This is the cover of the new issue of US Weekly - what really happened on the plane last September to kick off World War Brange. The most interesting thing about this story, however, has nothing to do with Brad Pitt and Angelina Jolie. As you know, Wenner Media sold US Weekly to American Media Inc, the company that also publishes The National Enquirer, Star, OK!, and Radar Online. The sale was finalised last week. Which means that this is the first proper issue of US Weekly under new ownership.
When the deal between AMI and Wenner Media was announced, many US Weekly reporters and staff members were let go. And, as I’ve mentioned several times already, when you let go of the reporters, you also say goodbye to their sources. What sources, then, were used for this new Brange story when, really, all the people who had legit Hollywood connections have already left the magazine?
Joyce Chen was the staff editor at US Weekly until last week. Yesterday she wrote an essay for Paste explaining why, even though she was one of the few who was offered the opportunity to keep her job under new management, she decided to leave the magazine. If you care about how gossip works, and the difference between how stories are reported and how stories are made (up) this is required reading and an excellent companion article to the Anne Helen Petersen piece for Buzzfeed that I linked to earlier this week about why it matters that The National Enquirer and US Weekly are now sister publications – not just for accuracy about who’s f-cking who and who cheated on the other but what the quality of that kind of reporting reflects back to us about the conversations we’re having in our real lives, who we are, collectively, in our real lives.
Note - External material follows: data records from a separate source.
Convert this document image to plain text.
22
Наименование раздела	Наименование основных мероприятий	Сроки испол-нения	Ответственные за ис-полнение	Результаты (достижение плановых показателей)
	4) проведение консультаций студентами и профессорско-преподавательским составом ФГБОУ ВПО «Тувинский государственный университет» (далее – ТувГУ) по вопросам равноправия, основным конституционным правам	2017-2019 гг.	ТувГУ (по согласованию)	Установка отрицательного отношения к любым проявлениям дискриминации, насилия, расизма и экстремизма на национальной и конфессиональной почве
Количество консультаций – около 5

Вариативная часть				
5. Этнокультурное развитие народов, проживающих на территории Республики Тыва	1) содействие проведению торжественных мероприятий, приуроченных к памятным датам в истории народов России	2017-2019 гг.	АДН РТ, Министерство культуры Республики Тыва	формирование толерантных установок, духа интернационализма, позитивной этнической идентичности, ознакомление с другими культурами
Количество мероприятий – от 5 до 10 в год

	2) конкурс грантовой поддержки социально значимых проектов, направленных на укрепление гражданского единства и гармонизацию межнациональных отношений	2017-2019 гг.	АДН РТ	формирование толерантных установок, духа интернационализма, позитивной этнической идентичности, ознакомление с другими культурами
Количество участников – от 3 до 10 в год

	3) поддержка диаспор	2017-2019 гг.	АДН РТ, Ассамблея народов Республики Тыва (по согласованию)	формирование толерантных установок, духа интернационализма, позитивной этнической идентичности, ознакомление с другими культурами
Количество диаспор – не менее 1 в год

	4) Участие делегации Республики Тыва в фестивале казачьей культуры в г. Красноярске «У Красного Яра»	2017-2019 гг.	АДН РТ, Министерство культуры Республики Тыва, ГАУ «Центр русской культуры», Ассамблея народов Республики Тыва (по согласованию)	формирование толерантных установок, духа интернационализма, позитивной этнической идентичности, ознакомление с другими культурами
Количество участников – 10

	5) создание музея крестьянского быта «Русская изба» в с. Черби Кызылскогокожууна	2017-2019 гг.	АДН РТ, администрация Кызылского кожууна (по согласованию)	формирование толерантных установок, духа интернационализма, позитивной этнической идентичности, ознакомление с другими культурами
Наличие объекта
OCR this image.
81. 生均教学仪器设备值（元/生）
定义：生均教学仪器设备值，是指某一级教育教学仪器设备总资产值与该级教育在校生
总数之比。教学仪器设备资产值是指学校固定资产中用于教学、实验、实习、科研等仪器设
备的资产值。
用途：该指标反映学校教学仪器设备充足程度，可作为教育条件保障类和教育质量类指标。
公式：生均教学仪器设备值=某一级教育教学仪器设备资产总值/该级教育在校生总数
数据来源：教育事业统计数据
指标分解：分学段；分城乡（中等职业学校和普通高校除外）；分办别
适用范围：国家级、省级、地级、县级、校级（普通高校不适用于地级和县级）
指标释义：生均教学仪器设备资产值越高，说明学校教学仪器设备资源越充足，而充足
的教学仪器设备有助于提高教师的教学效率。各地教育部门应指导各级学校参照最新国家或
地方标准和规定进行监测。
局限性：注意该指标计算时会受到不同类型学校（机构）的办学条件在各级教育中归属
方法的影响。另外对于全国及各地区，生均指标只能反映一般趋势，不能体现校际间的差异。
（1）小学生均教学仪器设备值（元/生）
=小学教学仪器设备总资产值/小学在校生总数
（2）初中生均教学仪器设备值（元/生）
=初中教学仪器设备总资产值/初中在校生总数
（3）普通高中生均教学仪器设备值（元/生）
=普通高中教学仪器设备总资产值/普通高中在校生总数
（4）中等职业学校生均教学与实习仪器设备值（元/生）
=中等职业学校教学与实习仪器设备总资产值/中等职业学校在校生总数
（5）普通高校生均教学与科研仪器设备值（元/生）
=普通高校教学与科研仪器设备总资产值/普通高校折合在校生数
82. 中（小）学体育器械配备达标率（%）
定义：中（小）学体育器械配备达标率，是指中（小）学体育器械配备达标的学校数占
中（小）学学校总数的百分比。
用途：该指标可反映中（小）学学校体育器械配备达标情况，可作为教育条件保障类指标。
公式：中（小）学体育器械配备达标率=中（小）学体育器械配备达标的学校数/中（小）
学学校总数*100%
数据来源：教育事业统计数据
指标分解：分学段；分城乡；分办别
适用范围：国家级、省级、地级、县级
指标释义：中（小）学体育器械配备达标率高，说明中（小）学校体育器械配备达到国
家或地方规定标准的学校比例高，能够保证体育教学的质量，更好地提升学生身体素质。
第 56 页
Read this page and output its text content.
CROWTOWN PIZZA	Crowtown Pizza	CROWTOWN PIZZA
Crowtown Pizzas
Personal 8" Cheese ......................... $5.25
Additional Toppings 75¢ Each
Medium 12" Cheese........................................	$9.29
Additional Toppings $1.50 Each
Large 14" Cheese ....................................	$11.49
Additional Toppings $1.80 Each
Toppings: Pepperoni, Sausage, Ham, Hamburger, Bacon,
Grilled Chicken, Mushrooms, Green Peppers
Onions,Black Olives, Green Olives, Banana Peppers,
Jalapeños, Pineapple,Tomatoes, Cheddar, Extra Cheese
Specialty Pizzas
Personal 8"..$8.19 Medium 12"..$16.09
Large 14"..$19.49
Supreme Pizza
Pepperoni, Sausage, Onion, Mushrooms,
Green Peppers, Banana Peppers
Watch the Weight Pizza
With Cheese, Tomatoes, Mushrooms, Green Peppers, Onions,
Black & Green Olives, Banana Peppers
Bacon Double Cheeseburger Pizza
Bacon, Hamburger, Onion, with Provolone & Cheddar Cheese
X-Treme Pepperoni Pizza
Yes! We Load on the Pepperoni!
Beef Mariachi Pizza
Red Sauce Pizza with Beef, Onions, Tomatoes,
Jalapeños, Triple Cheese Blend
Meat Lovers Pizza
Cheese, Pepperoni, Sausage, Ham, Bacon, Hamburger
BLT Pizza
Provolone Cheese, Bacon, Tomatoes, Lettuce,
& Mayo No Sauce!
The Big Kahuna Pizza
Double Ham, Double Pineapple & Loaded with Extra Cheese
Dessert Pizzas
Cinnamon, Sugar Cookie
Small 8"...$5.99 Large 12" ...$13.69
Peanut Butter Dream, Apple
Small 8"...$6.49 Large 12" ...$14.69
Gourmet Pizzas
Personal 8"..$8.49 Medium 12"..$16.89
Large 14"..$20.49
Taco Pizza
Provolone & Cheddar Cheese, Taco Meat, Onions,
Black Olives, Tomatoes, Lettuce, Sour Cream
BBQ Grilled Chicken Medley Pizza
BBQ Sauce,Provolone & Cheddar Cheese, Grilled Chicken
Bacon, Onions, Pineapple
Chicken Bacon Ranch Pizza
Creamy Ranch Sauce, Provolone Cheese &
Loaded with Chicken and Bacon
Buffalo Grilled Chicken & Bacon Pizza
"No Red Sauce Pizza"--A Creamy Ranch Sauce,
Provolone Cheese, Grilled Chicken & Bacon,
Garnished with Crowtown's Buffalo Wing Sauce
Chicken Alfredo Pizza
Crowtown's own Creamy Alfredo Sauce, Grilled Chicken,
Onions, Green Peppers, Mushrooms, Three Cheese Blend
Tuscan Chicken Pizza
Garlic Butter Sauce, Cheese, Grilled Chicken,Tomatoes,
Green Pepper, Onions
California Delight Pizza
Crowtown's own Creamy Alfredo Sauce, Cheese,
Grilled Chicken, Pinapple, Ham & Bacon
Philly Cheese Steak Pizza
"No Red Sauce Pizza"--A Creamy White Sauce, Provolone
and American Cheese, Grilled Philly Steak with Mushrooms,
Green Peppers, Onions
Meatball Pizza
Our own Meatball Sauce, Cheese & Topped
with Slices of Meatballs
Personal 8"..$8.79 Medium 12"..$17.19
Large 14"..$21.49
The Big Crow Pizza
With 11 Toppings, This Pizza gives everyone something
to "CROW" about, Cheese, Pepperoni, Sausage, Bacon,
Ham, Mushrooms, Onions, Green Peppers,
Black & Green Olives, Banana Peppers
As Dylan Howard, who’s been running The National Enquirer since 2013 and who has since taken over at US weekly, told Anne Helen Petersen, the focus now is about “servicing” the gossip consumer – basically about giving them what they want. So it all comes back to that phrase that Duana taught me all those years ago, the one I drop over and over again on this site: in writing and in reporting, you give them what they need, and not what they want.
Dylan Howard’s prioritising of “servicing” the readers is in direct opposition to that tenet. The National Enquirer gives them what they WANT, not what they NEED. And US Weekly? Going forward, and starting from this new Brange cover story, US Weekly might now be more fan fiction than good gossip.